Before amalgamation in 1989 created just three district councils, there were smaller seats of power dotted around Taranaki, each entrusted with looking after the interests of the region's smaller towns and rural centres.

One of those was the Manaia Town Council. And one of its councillors was Melva Yarrow.

She wasn't the boss, but as a new reporter in the area at my first Manaia meeting, it was clear who was in charge.

The councillors discussed the usual things: roads, rates, rubbish. But the thing I remember was Mrs Yarrow's indignation as she brought to everyone's respectful attention the biggest blight on this small corner of South Taranaki.

Among the many beautifully manicured and cared-for frontages in this delightful, much-loved rural community was one ruined by a couple of unsightly car bodies.

Mrs Yarrow was disgusted and affronted; she wanted something done.

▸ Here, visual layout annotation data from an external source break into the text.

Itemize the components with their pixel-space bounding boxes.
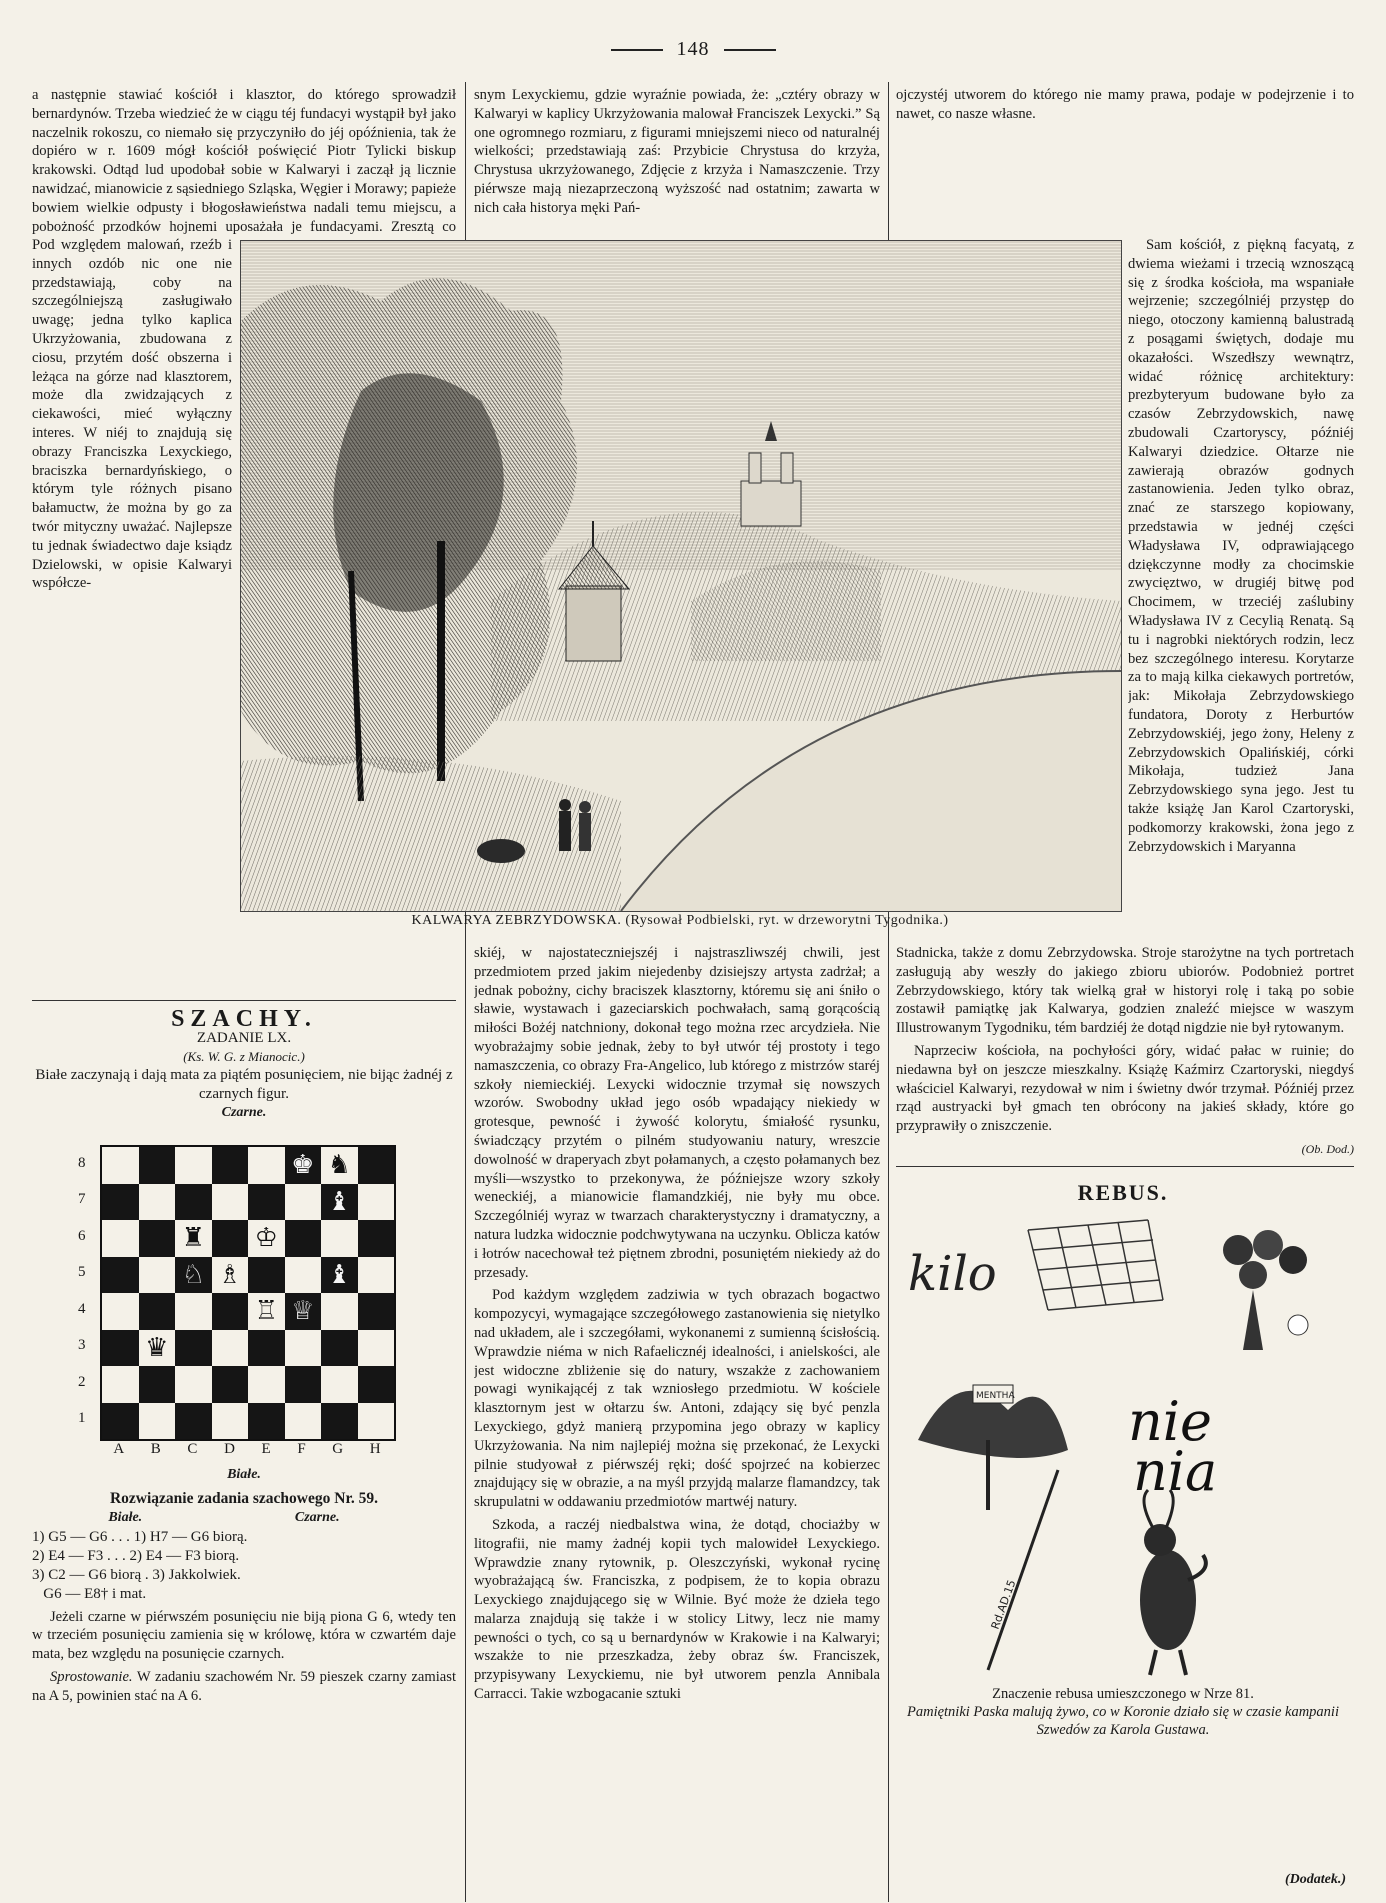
col1-paragraph-1a: a następnie stawiać kościół i klasztor, do którego sprowadził bernardynów. Trzeba wiedzieć że w ciągu téj fundacyi wystąpił był jako naczelnik rokoszu, co niemało się przyczyniło do jéj opóźnienia, tak że dopiéro w r. 1609 mógł kościół poświęcić Piotr Tylicki biskup krakowski. Odtąd lud upodobał sobie w Kalwaryi i zaczął ją licznie nawidzać, mianowicie z sąsiedniego Szląska, Węgier i Morawy; papieże bowiem wielkie odpusty i błogosławieństwa nadali temu miejscu, a pobożność przodków hojnemi uposażała je fundacyami. Zresztą co	[32, 87, 456, 235]
file-label: F	[297, 1441, 306, 1457]
goat-icon	[1140, 1490, 1206, 1675]
chess-square	[175, 1403, 212, 1440]
figure-caption: KALWARYA ZEBRZYDOWSKA. (Rysował Podbielski, ryt. w drzeworytni Tygodnika.)	[411, 913, 949, 928]
chess-square	[321, 1366, 358, 1403]
chess-piece: ♜	[181, 1223, 205, 1254]
chess-problem-number: ZADANIE LX.	[196, 1029, 292, 1046]
chess-piece: ♛	[145, 1332, 169, 1363]
column-2-top	[474, 86, 880, 236]
solution-black-header: Czarne.	[294, 1509, 340, 1525]
chess-board	[100, 1145, 396, 1441]
net-grid-icon	[1028, 1220, 1163, 1310]
page-header	[0, 38, 1386, 61]
chess-piece: ♝	[327, 1186, 351, 1217]
chess-square	[102, 1293, 139, 1330]
column-3-narrow	[1128, 236, 1354, 962]
chess-square	[139, 1220, 176, 1257]
rank-label: 1	[78, 1410, 86, 1427]
chess-square	[212, 1293, 249, 1330]
rank-label: 3	[78, 1337, 86, 1354]
col3-paragraph-3: Stadnicka, także z domu Zebrzydowska. Stroje starożytne na tych portretach zasługują aby weszły do jakiego zbioru ubiorów. Podobnież portret Zebrzydowskiego, który tak wielką grał w historyi rolę i taką po sobie zostawił pamiątkę jak Kalwarya, godzien znaleźć miejsce w waszym Illustrowanym Tygodniku, tém bardziéj że dotąd nigdzie nie był rytowanym.	[896, 945, 1354, 1037]
chess-square	[285, 1147, 322, 1184]
solution-column-headers	[32, 1509, 456, 1528]
chess-square	[139, 1330, 176, 1367]
rebus-section	[898, 1180, 1348, 1750]
chess-square	[102, 1330, 139, 1367]
page-number: 148	[676, 38, 710, 60]
column-3-top	[896, 86, 1354, 236]
chess-square	[175, 1366, 212, 1403]
chess-square	[139, 1366, 176, 1403]
file-label: H	[369, 1441, 381, 1457]
chess-square	[358, 1293, 395, 1330]
rebus-sign-text: MENTHA	[976, 1391, 1015, 1401]
chess-square	[285, 1184, 322, 1221]
solution-white-header: Białe.	[108, 1509, 143, 1525]
rebus-word-kilo: kilo	[908, 1246, 997, 1302]
chess-square	[102, 1184, 139, 1221]
rebus-drawing	[898, 1210, 1348, 1680]
chess-square	[139, 1184, 176, 1221]
chess-piece: ♚	[291, 1150, 315, 1181]
chess-white-label: Białe.	[227, 1467, 261, 1482]
col2-paragraph-1: skiéj, w najostateczniejszéj i najstraszliwszéj chwili, jest przedmiotem przed jakim niejedenby dzisiejszy artysta zadrżał; a jednak pobożny, cichy braciszek klasztorny, któremu się ani śniło o sławie, wystawach i gazeciarskich pochwałach, samą gorącością miłości Bożéj natchniony, dokonał tego można rzec arcydzieła. Nie wyobrażajmy sobie jednak, żeby to był utwór téj prostoty i tego namaszczenia, co obrazy Fra-Angelico, lub którego z mistrzów staréj szkoły niemieckiéj. Lexycki widocznie trzymał się nowszych wzorów. Swobodny układ jego osób wpadający niekiedy w grotesque, pewność i żywość kolorytu, śmiałość rysunku, świadczący przytém o pilném studyowaniu natury, wreszcie dowolność w draperyach zbyt połamanych, a często połamanych bez myśli—wszystko to przekonywa, że późniejsze wzory szkoły weneckiéj, a mianowicie flamandzkiéj, nie były mu obce. Szczególniéj wyraz w twarzach charakterystyczny i dramatyczny, a natura ludzka widocznie podchwytywana na uczynku. Oblicza katów i łotrów nacechował też piętnem zbrodni, posuniętém niekiedy aż do przesady.	[474, 945, 880, 1281]
file-label: C	[187, 1441, 198, 1457]
footer-note: (Dodatek.)	[1284, 1872, 1346, 1887]
chess-piece: ♘	[181, 1259, 205, 1290]
chess-black-label: Czarne.	[221, 1104, 267, 1120]
correction-label: Sprostowanie.	[50, 1668, 133, 1685]
chess-square	[212, 1184, 249, 1221]
chess-square	[321, 1257, 358, 1294]
chess-square	[358, 1403, 395, 1440]
chess-square	[358, 1366, 395, 1403]
engraving-kalwarya	[240, 240, 1122, 912]
col2-paragraph-2: Pod każdym względem zadziwia w tych obrazach bogactwo kompozycyi, wymagające szczegółowego zastanowienia się nietylko nad układem, ale i szczegółami, wykonanemi z sumienną ścisłością. Wprawdzie niéma w nich Rafaelicznéj idealności, i anielskości, ale jest widoczne zbliżenie się do natury, wszakże z zachowaniem powagi wynikającéj z tak wzniosłego przedmiotu. W kościele klasztornym jest w ołtarzu św. Antoni, zdający się być penzla Lexyckiego, gdyż manierą przypomina jego obrazy w kaplicy Ukrzyżowania. Na nim najlepiéj można się przekonać, że Lexycki pilnie studyował z piérwszéj ręki; dość spojrzeć na kobierzec znajdujący się w obrazie, a na myśl przyjdą malarze flamandzcy, tak skrupulatni w oddawaniu przedmiotów martwéj natury.	[474, 1287, 880, 1511]
chess-square	[358, 1184, 395, 1221]
chess-square	[285, 1257, 322, 1294]
file-label: G	[332, 1441, 344, 1457]
chess-square	[102, 1220, 139, 1257]
chess-square	[212, 1220, 249, 1257]
rank-label: 4	[78, 1300, 86, 1317]
solution-line-2: 2) E4 — F3 . . . 2) E4 — F3 biorą.	[32, 1547, 240, 1564]
chess-square	[139, 1293, 176, 1330]
solution-note: Jeżeli czarne w piérwszém posunięciu nie biją piona G 6, wtedy ten w trzeciém posunięciu zamienia się w królowę, która w czwartém daje mata, bez względu na posunięcie czarnych.	[32, 1608, 456, 1663]
chess-square	[285, 1220, 322, 1257]
chess-piece: ♕	[291, 1296, 315, 1327]
chess-piece: ♔	[254, 1223, 278, 1254]
chess-square	[139, 1147, 176, 1184]
column-1-narrow	[32, 236, 232, 962]
column-2-bottom	[474, 944, 880, 1896]
rebus-word-nia: nia	[1133, 1440, 1218, 1503]
chess-square	[358, 1257, 395, 1294]
file-labels	[100, 1441, 394, 1458]
chess-square	[212, 1366, 249, 1403]
rank-label: 2	[78, 1373, 86, 1390]
file-label: A	[113, 1441, 125, 1457]
chess-square	[358, 1330, 395, 1367]
chess-square	[285, 1293, 322, 1330]
rebus-title: REBUS.	[1077, 1180, 1169, 1205]
chess-solution	[32, 1490, 456, 1900]
chess-square	[102, 1403, 139, 1440]
col3-signature: (Ob. Dod.)	[1301, 1141, 1354, 1156]
chess-square	[175, 1184, 212, 1221]
chess-square	[248, 1293, 285, 1330]
col3-paragraph-2: Sam kościół, z piękną facyatą, z dwiema wieżami i trzecią wznoszącą się z środka kościoła, ma wspaniałe wejrzenie; szczególniéj przystęp do niego, otoczony kamienną balustradą z posągami świętych, dodaje mu okazałości. Wszedłszy wewnątrz, widać różnicę architektury: prezbyteryum budowane było za czasów Zebrzydowskich, nawę zbudowali Czartoryscy, późniéj Kalwaryi dziedzice. Ołtarze nie zawierają obrazów godnych zastanowienia. Jeden tylko obraz, znać ze starszego kopiowany, przedstawia w jednéj części Władysława IV, odprawiającego dziękczynne modły za chocimskie zwycięztwo, w drugiéj bitwę pod Chocimem, w trzeciéj zaślubiny Władysława IV z Cecylią Renatą. Są tu i nagrobki niektórych rodzin, lecz bez szczególnego interesu. Korytarze za to mają kilka ciekawych portretów, jak: Mikołaja Zebrzydowskiego fundatora, Doroty z Herburtów Zebrzydowskiéj, jego żony, Heleny z Zebrzydowskich Opalińskiéj, córki Mikołaja, tudzież Jana Zebrzydowskiego syna jego. Jest tu także książę Jan Karol Czartoryski, podkomorzy krakowski, żona jego z Zebrzydowskich i Maryanna	[1128, 237, 1354, 855]
chess-square	[212, 1257, 249, 1294]
col1-narrow-text: Pod względem malowań, rzeźb i innych ozdób nic one nie przedstawiają, coby na szczególniejszą zasługiwało uwagę; jedna tylko kaplica Ukrzyżowania, zbudowana z ciosu, przytém dość obszerna i leżąca na górze nad klasztorem, może dla zwidzających z ciekawości, mieć wyłączny interes. W niéj to znajdują się obrazy Franciszka Lexyckiego, braciszka bernardyńskiego, o którym tyle różnych pisano bałamuctw, że można by go za twór mityczny uważać. Najlepsze tu jednak świadectwo daje ksiądz Dzielowski, w opisie Kalwaryi współcze-	[32, 237, 232, 592]
column-3-bottom	[896, 944, 1354, 1164]
col1-paragraph-1b	[32, 236, 232, 593]
file-label: E	[261, 1441, 271, 1457]
chess-square	[175, 1257, 212, 1294]
chess-square	[248, 1220, 285, 1257]
rebus-answer-block	[898, 1685, 1348, 1739]
chess-square	[212, 1330, 249, 1367]
chess-square	[139, 1257, 176, 1294]
chess-square	[212, 1147, 249, 1184]
chess-square	[248, 1366, 285, 1403]
col3-paragraph-4: Naprzeciw kościoła, na pochyłości góry, widać pałac w ruinie; do niedawna był on jeszcze mieszkalny. Książę Kaźmirz Czartoryski, niegdyś właściciel Kalwaryi, rezydował w nim i świetny dwór trzymał. Późniéj przez rząd austryacki był gmach ten obrócony na jakieś składy, które go przyprawiły o zniszczenie.	[896, 1042, 1354, 1135]
tree-with-sign-icon	[918, 1385, 1068, 1510]
chess-header	[32, 1010, 456, 1140]
rebus-answer-intro: Znaczenie rebusa umieszczonego w Nrze 81.	[992, 1686, 1254, 1702]
rank-labels	[78, 1145, 92, 1437]
col2-paragraph-top: snym Lexyckiemu, gdzie wyraźnie powiada, że: „cztéry obrazy w Kalwaryi w kaplicy Ukrzyżowania malował Franciszek Lexycki.” Są one ogromnego rozmiaru, z figurami mniejszemi nieco od naturalnéj wielkości; przedstawiają zaś: Przybicie Chrystusa do krzyża, Chrystusa ukrzyżowanego, Zdjęcie z krzyża i Namaszczenie. Trzy piérwsze mają niezaprzeczoną wyższość nad ostatnim; zawarta w nich cała historya męki Pań-	[474, 87, 880, 216]
chess-square	[321, 1403, 358, 1440]
solution-title: Rozwiązanie zadania szachowego Nr. 59.	[109, 1490, 379, 1507]
chess-square	[175, 1330, 212, 1367]
chess-white-label-wrap	[32, 1465, 456, 1485]
rank-label: 7	[78, 1191, 86, 1208]
chess-piece: ♗	[218, 1259, 242, 1290]
bouquet-icon	[1223, 1230, 1308, 1350]
rebus-divider	[896, 1166, 1354, 1167]
chess-task: Białe zaczynają i dają mata za piątém posunięciem, nie bijąc żadnéj z czarnych figur.	[35, 1067, 453, 1103]
solution-line-3: 3) C2 — G6 biorą . 3) Jakkolwiek.	[32, 1566, 241, 1583]
chess-title: SZACHY.	[171, 1010, 317, 1032]
chess-author: (Ks. W. G. z Mianocic.)	[183, 1048, 305, 1064]
chess-piece: ♞	[327, 1150, 351, 1181]
chess-square	[102, 1147, 139, 1184]
chess-square	[248, 1184, 285, 1221]
chess-square	[248, 1257, 285, 1294]
chess-square	[175, 1220, 212, 1257]
chess-square	[212, 1403, 249, 1440]
chess-square	[248, 1147, 285, 1184]
rebus-word-nie: nie	[1128, 1390, 1213, 1453]
chess-square	[285, 1403, 322, 1440]
chess-square	[321, 1147, 358, 1184]
staff-icon	[988, 1470, 1058, 1670]
chess-divider	[32, 1000, 456, 1001]
file-label: B	[150, 1441, 161, 1457]
column-1-top	[32, 86, 456, 236]
chess-square	[248, 1403, 285, 1440]
col2-paragraph-3: Szkoda, a raczéj niedbalstwa wina, że dotąd, chociażby w litografii, nie mamy żadnéj kopii tych malowideł Lexyckiego. Wprawdzie znany rytownik, p. Oleszczyński, wykonał rycinę wyobrażającą św. Franciszka, z podpisem, że to kopia obrazu Lexyckiego znajdującego się w Wilnie. Być może że dzieła tego malarza znajdują się także i w stolicy Litwy, lecz nie mamy pewności o tych, co są u bernardynów w Krakowie i na Kalwaryi; wszakże to nie przeszkadza, żeby obraz św. Franciszek, przypisywany Lexyckiemu, nie był utworem penzla Annibala Carracci. Takie wzbogacanie sztuki	[474, 1516, 880, 1703]
chess-square	[321, 1184, 358, 1221]
rank-label: 8	[78, 1154, 86, 1171]
solution-line-1: 1) G5 — G6 . . . 1) H7 — G6 biorą.	[32, 1528, 248, 1545]
landscape-illustration	[241, 241, 1121, 911]
chess-square	[175, 1147, 212, 1184]
chess-correction	[32, 1668, 456, 1706]
correction-text: W zadaniu szachowém Nr. 59 pieszek czarny zamiast na A 5, powinien stać na A 6.	[32, 1668, 456, 1704]
chess-square	[175, 1293, 212, 1330]
file-label: D	[224, 1441, 235, 1457]
chess-square	[358, 1220, 395, 1257]
chess-square	[358, 1147, 395, 1184]
chess-square	[285, 1330, 322, 1367]
rebus-staff-text: Rd.AD.15	[988, 1578, 1019, 1632]
chess-square	[321, 1293, 358, 1330]
chess-piece: ♝	[327, 1259, 351, 1290]
chess-square	[102, 1257, 139, 1294]
rebus-answer: Pamiętniki Paska malują żywo, co w Koronie działo się w czasie kampanii Szwedów za Karola Gustawa.	[906, 1704, 1339, 1738]
chess-piece: ♖	[254, 1296, 278, 1327]
chess-square	[285, 1366, 322, 1403]
chess-square	[321, 1220, 358, 1257]
rank-label: 6	[78, 1227, 86, 1244]
chess-square	[321, 1330, 358, 1367]
col3-paragraph-1: ojczystéj utworem do którego nie mamy prawa, podaje w podejrzenie i to nawet, co nasze własne.	[896, 87, 1354, 122]
solution-line-4: G6 — E8† i mat.	[32, 1585, 147, 1602]
chess-square	[102, 1366, 139, 1403]
chess-square	[248, 1330, 285, 1367]
rank-label: 5	[78, 1264, 86, 1281]
chess-square	[139, 1403, 176, 1440]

This ugly monument was spoiling the entrance to the town.

Her town.

That's how it has been for more years than many would care to remember.

For so long the aspirations and indignation of both Manaia and the Yarrow family and business have been intertwined, inseparable, symbiotic.

But it is possibly enlightening that just three years after Mrs Yarrow's personal crusade for the quiet decency of her small town, the council was swallowed by a bigger organisation with bigger interests.

Twenty years on, it is clear that Yarrows the Bakers and the family that has always been associated with the company have outgrown Manaia, that they have interests and concerns beyond the unsightly car bodies at the entrance to the picturesque town.

That intimate connection with the community has been unravelling for a while and may be severed entirely if there is any truth to rumours that this is not the end to restructuring and redundancies.

If that is true, and we hope it is not, then Manaia might be starting down the path trodden by the likes of Waitara and Patea, small towns whose biggest employers became chess pieces lost in a larger game of rationalisation and economies of scale.

That is a game few can win, least of all Manaia and the wider Taranaki district.